In areas where people tend to have second homes – places such as Santa Fe, Cape Cod, Martha's Vineyard, and Napa Valley – are seeing more homes on the market as well as dipping asking prices. Foreclosures are rising rapidly and loan delinquencies are almost at a 23-year peak, reports the Mortgage Bankers Association. Experts think that the situation will not improve until late this year or even until next year.

The result of all this is desperate sellers and picky buyers. Some buyers looking for higher-end properties report offers of free cars and other goodies. Others report looking at dozens of homes without making a selection. Some buyers are still looking for prices to fall further in markets such as Los Angeles and New York. Buyers report making low-ball offers – something that seller’s agents are trying to avoid.

Smart investors are staying away from real estate markets that have questionable job markets. While markets such as Cleveland and Detroit are also seeing price drops, many investors are focusing on California, Miami, and Las Vegas. In these areas, overdevelopment and high lending standards are what seems to be pushing real estate prices low.

When the market was doing well, newbie investors looking to flip a house could find a buyer in just three months. Now, many investors are planning to hang onto an investment property for at least three to five years. Naturally, this means considering maintenance and management costs.

Many investors are reacting to the news of the falling prices in one of two ways:

  1. With enthusiasm. Some investors see the lowered prices as a boon since now virtually anyone can afford to get into the real estate game. Reselling fast may be a problem, but buyers still do exist, the optimists claim. Investors are still looking for properties to buy and those with expendable income will be using the low rates and low prices to buy, buy, buy. Investors who have been in real estate a while know that the market will turn around again and are waiting for the upswing. Many claim that there is still plenty of room for professionals who know what they are doing.
  2. With dread. Many investors – especially the newbie ones who were doing so well a year ago – are getting out of the game or even foreclosing themselves. Rather than deciding to flip, these investors are either getting out entirely or deciding to avoid flipping.

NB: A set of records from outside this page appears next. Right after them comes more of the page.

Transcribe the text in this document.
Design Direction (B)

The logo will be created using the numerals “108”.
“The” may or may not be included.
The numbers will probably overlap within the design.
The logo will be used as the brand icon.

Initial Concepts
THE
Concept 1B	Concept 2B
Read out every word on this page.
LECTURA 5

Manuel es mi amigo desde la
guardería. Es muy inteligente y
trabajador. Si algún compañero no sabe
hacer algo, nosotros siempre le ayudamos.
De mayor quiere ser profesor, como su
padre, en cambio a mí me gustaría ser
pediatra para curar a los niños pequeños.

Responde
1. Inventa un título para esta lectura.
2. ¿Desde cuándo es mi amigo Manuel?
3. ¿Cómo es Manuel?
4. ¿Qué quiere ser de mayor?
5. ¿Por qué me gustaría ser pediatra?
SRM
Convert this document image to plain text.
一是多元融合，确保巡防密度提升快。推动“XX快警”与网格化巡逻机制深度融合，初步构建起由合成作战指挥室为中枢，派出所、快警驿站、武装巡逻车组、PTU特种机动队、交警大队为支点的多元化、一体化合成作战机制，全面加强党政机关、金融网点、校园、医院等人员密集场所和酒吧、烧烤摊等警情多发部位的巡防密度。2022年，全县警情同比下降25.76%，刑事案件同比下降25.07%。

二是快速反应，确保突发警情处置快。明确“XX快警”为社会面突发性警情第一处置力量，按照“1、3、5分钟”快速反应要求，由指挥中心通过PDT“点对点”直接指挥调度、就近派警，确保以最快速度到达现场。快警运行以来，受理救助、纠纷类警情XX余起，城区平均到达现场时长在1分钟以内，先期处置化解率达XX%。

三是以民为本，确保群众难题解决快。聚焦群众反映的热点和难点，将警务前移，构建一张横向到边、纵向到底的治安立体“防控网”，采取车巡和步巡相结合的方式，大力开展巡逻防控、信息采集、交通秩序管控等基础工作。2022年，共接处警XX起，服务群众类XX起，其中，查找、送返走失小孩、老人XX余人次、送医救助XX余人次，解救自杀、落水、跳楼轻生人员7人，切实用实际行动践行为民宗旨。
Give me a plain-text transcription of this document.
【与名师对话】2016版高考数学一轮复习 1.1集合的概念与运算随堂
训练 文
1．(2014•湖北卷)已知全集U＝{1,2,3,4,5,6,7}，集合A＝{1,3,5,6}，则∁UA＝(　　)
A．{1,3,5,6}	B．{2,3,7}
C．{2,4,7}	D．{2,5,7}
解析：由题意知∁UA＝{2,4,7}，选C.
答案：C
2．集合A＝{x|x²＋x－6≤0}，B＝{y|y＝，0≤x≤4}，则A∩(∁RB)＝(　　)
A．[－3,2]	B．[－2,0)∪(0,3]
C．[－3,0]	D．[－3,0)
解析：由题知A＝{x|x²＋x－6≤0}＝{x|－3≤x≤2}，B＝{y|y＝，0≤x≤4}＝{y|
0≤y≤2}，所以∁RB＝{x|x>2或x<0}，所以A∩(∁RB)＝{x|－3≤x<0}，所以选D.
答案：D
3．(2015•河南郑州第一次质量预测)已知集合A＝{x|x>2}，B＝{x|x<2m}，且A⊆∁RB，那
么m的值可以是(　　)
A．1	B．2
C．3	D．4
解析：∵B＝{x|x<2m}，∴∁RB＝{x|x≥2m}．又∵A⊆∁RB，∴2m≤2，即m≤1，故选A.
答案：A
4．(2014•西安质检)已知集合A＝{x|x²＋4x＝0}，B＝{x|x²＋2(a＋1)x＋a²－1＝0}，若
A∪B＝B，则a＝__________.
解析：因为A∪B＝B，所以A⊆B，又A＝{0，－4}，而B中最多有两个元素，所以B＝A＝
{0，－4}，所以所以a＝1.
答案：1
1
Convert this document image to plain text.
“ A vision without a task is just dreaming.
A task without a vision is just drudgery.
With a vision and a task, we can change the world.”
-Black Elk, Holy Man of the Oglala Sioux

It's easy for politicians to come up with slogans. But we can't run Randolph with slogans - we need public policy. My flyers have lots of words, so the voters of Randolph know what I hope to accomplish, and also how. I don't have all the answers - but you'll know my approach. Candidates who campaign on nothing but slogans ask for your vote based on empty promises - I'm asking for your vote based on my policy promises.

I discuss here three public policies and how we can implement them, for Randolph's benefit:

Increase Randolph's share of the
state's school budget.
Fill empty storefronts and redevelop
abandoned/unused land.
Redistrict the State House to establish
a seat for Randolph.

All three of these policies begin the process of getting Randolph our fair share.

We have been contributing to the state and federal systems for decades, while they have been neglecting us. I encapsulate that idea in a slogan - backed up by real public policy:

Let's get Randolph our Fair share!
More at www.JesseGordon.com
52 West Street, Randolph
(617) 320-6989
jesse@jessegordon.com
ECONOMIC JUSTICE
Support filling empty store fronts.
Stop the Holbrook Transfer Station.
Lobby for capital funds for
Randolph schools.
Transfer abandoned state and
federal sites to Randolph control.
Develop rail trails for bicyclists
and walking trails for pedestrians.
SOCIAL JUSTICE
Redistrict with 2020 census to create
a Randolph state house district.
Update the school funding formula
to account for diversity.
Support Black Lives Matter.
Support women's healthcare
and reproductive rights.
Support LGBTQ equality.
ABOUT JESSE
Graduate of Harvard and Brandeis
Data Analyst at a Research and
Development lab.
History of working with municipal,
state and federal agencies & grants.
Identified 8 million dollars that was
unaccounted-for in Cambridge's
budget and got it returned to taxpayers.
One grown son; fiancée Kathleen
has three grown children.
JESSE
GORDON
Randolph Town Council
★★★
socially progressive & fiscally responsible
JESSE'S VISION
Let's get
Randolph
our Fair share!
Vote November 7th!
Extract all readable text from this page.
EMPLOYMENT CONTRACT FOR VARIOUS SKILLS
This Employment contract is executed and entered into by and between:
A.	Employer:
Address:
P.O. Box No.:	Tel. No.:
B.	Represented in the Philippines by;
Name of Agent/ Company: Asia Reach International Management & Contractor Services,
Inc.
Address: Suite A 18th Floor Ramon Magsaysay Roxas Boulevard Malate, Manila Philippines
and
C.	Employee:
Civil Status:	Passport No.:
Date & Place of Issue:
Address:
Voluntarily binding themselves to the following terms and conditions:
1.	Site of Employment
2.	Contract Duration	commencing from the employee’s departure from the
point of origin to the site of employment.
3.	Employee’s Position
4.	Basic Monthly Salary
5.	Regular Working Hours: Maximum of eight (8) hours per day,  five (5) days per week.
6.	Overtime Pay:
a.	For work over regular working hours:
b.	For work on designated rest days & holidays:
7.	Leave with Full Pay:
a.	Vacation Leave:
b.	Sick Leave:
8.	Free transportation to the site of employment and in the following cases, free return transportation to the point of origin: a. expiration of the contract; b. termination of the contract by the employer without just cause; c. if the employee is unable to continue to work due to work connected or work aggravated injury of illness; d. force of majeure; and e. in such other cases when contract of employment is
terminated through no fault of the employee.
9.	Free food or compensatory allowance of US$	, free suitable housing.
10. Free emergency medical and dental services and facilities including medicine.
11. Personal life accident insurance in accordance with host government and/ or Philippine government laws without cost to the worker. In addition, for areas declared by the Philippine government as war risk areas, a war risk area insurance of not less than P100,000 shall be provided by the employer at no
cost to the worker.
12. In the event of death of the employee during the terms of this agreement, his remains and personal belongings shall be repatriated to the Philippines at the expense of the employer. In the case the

It’s easy to get caught up in news like this, especially if you are new to the real estate investment market or are just considering getting in. It’s pretty telling that few seasoned investors are panicking, however. If you want to get into real estate, low prices and low rates right now can be a great foot in the door. Even if you want to flip a house – and have no interest in renting, for example – it is still possible if you enter a market where people want to buy and are able to offer something truly tantalizing. And if you decide that flipping is not for you, there are still many other deals out there for you. It is true that you will have to be more careful – market more effectively and buy more selectively – but success still does away for the savvy investor.